Winner: Bigfoot Killer Wireless-N

Round 4: Real-World File Transfer

For this test, we timed how long it took for each notebook to copy a 2GB file over the wireless network to a third computer hardwired to the router. We repeated the test three times on each notebook on each frequency and averaged the results. We expected these results to be relatively similar to the more synthetic Jperf test, but Bigfoot's card proved to be slightly faster than Intel's card on the 2.4GHz band—and it was significantly faster than Intel's card on the 5GHz band.

Winner: Bigfoot Killer Wireless-N

And the Winner Is…

It's actually a double win for Bigfoot's Killer Wireless-N 1102 . The adapater scored resounding wins in three of four categories, and it's significantly less expensive than Intel's part—at least in CyberPower's configurations.
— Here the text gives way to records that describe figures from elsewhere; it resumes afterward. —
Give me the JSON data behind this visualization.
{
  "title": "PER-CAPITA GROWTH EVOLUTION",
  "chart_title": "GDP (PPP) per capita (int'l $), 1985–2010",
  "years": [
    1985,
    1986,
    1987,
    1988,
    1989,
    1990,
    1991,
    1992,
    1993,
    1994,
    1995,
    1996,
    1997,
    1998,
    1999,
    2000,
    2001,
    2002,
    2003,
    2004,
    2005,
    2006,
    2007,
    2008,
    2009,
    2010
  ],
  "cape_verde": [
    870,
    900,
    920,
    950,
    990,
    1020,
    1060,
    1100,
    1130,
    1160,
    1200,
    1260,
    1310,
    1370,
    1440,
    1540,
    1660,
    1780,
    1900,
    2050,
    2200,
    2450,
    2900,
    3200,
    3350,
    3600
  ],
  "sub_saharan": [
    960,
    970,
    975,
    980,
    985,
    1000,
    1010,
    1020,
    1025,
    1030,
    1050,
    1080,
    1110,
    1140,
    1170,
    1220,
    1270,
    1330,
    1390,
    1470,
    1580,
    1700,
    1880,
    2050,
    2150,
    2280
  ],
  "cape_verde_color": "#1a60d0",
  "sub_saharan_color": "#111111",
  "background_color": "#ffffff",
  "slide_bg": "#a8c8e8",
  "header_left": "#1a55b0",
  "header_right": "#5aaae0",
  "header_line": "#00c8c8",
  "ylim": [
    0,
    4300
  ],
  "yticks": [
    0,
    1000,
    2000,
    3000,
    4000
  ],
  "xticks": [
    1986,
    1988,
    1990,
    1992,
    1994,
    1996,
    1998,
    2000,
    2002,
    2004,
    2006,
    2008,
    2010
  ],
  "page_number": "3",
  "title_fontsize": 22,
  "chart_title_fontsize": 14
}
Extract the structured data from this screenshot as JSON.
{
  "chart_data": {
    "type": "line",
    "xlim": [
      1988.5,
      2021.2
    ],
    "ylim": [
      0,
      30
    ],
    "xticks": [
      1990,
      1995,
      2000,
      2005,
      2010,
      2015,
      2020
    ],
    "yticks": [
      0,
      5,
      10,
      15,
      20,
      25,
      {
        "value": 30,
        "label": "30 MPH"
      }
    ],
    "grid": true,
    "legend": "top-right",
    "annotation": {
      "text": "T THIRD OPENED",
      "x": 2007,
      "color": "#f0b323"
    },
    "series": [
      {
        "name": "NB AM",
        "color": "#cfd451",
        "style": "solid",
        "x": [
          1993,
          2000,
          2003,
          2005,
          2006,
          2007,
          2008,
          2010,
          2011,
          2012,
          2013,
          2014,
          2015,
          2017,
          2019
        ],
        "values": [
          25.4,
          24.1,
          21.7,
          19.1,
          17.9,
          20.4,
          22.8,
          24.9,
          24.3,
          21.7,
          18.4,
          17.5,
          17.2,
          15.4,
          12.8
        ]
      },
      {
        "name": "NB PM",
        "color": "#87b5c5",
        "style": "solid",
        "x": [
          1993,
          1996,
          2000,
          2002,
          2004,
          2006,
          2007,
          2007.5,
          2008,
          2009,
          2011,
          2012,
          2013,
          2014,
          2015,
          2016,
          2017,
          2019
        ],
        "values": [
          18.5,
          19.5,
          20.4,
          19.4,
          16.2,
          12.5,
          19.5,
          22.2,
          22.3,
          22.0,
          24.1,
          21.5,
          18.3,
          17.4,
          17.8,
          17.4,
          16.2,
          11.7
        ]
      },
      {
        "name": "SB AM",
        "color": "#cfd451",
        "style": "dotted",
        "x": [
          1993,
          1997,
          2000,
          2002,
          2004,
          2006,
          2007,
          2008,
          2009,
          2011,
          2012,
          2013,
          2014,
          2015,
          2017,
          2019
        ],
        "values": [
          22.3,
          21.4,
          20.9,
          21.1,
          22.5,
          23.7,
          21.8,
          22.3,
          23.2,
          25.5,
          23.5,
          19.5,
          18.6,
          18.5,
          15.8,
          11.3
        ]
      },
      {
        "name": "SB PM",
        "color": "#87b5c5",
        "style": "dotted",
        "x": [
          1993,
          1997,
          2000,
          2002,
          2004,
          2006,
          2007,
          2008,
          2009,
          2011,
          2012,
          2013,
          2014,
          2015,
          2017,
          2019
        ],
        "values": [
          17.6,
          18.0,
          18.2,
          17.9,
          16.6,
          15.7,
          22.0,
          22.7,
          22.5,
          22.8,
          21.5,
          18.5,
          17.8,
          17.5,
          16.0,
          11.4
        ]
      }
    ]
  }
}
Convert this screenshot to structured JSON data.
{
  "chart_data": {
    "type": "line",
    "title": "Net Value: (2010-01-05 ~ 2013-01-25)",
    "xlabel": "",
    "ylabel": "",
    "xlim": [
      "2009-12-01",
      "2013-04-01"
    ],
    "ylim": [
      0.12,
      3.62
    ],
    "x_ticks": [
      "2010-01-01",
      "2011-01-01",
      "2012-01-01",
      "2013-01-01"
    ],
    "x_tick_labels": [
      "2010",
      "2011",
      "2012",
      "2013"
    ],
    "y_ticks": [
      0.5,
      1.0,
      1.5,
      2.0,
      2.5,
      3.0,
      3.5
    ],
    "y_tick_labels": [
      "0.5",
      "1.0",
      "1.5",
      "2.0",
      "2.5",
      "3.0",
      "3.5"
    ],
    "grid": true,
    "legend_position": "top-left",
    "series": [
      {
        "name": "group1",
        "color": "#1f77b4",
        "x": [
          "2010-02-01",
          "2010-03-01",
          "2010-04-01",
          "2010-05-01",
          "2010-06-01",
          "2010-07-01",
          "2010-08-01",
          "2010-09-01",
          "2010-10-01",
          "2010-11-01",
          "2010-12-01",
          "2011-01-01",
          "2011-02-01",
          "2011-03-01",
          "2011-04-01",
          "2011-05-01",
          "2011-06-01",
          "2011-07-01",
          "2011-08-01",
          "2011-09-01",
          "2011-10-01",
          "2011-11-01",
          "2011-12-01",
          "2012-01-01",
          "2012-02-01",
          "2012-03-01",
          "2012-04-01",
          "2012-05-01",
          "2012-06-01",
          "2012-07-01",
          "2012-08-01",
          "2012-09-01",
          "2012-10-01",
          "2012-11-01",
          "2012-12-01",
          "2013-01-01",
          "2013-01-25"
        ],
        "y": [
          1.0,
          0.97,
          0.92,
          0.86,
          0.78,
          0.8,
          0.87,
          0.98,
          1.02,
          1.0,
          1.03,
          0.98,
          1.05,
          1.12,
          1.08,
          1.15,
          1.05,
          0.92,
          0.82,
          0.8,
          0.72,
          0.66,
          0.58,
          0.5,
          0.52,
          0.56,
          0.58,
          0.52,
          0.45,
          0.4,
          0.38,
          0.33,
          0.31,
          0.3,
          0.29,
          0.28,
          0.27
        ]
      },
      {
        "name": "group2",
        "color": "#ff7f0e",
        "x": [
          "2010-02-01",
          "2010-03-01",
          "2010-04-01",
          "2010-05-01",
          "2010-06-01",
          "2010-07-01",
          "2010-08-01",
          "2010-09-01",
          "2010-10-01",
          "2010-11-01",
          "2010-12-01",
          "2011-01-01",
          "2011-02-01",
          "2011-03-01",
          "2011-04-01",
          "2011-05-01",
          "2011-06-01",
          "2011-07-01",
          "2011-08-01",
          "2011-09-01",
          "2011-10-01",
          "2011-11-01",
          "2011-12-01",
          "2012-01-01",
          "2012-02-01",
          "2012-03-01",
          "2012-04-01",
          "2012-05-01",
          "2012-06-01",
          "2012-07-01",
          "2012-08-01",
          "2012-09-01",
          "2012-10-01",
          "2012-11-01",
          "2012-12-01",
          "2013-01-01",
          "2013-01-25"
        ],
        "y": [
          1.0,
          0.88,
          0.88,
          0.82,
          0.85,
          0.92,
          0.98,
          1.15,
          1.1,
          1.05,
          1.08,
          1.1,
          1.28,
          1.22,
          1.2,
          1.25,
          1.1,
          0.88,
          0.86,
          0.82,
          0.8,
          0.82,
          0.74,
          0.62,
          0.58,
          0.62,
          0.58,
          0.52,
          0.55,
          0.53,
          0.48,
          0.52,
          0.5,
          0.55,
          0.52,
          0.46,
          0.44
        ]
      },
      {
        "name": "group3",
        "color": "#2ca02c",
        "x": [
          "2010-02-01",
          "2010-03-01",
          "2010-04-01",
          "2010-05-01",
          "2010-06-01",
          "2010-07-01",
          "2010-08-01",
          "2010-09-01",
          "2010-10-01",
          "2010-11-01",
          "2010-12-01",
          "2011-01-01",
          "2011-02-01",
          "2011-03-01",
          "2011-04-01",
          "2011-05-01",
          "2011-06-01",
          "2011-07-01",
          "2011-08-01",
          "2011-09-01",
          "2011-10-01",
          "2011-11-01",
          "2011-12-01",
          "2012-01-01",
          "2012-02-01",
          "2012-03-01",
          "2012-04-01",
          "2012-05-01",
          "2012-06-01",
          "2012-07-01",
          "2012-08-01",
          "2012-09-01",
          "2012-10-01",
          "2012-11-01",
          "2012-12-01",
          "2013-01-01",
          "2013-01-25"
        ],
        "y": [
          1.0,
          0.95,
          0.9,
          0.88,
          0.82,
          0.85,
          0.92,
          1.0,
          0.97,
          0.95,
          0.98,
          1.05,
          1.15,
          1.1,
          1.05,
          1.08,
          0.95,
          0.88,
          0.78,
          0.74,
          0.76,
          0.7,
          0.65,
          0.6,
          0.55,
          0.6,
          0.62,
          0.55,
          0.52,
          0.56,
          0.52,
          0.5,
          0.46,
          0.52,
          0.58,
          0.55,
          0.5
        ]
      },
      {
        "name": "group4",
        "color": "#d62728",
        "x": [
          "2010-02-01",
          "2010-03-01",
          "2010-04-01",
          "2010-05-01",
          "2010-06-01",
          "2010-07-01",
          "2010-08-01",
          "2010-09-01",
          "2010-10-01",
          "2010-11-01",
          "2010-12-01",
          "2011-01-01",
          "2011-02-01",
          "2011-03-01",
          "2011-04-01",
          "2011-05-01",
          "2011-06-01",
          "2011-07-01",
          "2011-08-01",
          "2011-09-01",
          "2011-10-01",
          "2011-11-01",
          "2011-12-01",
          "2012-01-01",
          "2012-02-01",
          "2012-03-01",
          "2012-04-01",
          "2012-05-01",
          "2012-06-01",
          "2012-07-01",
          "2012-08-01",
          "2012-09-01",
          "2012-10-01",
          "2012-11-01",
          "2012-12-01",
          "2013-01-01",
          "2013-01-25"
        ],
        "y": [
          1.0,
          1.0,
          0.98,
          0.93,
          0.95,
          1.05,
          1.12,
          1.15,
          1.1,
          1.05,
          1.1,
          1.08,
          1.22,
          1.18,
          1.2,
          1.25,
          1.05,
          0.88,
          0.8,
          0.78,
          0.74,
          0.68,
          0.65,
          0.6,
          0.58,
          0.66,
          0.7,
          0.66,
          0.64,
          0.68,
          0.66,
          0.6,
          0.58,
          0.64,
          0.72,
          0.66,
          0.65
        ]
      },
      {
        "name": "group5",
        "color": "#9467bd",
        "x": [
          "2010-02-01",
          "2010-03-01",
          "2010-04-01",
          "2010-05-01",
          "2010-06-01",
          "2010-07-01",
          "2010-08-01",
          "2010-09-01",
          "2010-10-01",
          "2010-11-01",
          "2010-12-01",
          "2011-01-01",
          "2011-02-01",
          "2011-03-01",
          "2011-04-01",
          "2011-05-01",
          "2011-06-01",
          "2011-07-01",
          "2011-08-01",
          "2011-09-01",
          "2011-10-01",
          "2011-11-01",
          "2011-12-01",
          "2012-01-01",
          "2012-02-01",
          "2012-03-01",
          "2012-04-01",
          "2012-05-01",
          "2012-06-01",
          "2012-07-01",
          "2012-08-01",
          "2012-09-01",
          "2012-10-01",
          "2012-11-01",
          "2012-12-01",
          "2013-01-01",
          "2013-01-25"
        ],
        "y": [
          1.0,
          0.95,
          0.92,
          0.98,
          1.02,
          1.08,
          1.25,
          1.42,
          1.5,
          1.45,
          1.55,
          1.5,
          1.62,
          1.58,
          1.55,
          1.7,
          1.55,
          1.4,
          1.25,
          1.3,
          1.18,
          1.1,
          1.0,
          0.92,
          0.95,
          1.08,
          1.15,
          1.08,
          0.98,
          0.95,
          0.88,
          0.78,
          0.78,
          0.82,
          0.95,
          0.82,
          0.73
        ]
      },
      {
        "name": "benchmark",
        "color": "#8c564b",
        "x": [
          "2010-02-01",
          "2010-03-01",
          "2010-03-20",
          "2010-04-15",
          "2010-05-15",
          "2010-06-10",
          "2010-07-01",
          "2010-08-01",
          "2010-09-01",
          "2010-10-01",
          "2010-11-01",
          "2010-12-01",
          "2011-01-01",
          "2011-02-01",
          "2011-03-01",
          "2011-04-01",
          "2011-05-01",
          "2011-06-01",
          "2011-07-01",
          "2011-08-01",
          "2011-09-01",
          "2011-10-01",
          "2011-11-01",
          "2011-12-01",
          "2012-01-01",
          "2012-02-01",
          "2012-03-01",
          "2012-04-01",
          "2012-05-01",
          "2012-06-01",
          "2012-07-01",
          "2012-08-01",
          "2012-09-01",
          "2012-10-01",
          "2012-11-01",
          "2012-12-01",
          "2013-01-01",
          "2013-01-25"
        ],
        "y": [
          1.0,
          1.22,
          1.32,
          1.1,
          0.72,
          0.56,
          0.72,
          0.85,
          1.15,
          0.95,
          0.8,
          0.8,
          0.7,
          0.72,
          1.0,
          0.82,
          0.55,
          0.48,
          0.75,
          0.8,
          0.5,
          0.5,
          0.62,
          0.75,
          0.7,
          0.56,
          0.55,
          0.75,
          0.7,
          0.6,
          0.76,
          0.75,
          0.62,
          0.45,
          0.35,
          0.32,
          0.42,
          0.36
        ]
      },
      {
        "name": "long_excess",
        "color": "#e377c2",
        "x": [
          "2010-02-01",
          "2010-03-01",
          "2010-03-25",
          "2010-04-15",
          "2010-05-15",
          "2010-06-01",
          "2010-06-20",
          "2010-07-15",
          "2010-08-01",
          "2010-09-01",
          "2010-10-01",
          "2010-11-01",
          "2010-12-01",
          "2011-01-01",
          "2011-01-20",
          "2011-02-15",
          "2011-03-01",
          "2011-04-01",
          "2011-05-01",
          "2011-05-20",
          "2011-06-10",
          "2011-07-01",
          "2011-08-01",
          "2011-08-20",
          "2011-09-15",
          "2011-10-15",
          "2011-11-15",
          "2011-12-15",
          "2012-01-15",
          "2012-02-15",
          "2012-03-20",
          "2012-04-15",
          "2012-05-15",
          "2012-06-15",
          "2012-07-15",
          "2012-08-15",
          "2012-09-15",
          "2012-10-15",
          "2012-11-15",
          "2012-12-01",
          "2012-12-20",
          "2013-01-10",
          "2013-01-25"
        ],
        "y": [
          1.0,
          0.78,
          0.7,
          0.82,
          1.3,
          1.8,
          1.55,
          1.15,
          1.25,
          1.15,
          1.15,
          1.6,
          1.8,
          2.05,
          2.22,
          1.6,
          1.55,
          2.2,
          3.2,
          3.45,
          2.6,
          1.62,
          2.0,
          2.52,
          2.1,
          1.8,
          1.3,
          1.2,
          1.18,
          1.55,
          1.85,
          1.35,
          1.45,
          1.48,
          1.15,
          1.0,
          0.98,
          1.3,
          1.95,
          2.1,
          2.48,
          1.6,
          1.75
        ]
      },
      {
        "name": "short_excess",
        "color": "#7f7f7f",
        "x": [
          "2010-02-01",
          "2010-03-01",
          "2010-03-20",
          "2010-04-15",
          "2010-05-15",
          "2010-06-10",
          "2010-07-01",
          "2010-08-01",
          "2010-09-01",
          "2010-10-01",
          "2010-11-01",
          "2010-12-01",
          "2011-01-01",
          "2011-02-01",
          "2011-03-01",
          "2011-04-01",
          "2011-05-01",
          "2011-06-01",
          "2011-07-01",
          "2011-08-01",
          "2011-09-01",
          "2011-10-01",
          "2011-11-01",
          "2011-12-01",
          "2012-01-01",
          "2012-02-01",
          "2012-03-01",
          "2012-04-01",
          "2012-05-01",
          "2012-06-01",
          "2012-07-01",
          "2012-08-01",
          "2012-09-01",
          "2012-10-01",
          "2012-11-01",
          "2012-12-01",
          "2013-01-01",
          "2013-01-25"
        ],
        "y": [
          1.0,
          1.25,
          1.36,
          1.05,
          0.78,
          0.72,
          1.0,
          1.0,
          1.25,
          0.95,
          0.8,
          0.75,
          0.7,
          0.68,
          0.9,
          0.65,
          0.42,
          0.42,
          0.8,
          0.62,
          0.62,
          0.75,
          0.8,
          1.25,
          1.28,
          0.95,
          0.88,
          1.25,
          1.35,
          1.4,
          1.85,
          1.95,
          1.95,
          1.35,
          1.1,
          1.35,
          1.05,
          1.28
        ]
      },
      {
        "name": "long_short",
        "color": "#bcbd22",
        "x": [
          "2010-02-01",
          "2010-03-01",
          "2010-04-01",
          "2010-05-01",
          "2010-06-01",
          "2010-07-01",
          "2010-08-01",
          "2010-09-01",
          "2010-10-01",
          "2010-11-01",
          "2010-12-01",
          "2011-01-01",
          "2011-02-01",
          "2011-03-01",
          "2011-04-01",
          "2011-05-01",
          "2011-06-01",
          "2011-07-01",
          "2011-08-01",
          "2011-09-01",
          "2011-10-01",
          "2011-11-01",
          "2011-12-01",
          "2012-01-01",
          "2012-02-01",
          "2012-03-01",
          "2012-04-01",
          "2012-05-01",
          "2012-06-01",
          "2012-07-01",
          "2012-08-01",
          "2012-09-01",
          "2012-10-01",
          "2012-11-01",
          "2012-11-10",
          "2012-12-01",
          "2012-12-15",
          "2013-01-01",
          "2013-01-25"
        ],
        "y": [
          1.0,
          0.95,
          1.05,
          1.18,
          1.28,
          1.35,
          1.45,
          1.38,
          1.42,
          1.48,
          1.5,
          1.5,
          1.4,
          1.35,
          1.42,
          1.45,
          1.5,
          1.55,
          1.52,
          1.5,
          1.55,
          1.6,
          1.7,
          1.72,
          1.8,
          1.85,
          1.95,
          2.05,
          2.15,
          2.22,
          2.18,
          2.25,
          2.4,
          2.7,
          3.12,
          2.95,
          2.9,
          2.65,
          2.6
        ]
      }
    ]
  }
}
You can't buy the part at retail, and Bigfoot can't dictate how much OEMs charge their customers, but CyberPower charges $15 to upgrade to Bigfoot's part, versus $26 for an upgrade to Intel's Centrino Ultimate-N 6300.


Killer Wireless-N 1103
Intel Centrino Ultimate-N 6300
Killer Wireless-N 1103
Intel Centrino Ultimate-N 6300
JPerf TCP, Kitchen (Mb/s)
79.8 88.5 147.0 140.0
JPerf TCP, Patio (Mb/s)
49.6 59.0 44.4 44.9
NetPerf UDP (1,024-byte packets), Kitchen (Mb/s)


103.2 163.4 155.5
NetPerf UDP (1,472-byte packets), Kitchen (Mb/s) 29.0 3.3 36.3 3.4
2GB File Transfer (sec)
179.0 187.3 139.0 188.7

Best scores are bolded. We used a Linksys E4200 router for these benchmarks, which supports two spatial streams on its 2.4GHz radio, and three spatial streams on its 5GHz radio. In the Kitchen test, the router and client are 20 feet apart and separated by one interior wall. In the Patio test, the router and client are 38 feet apart and separated by one interior and one exterior wall.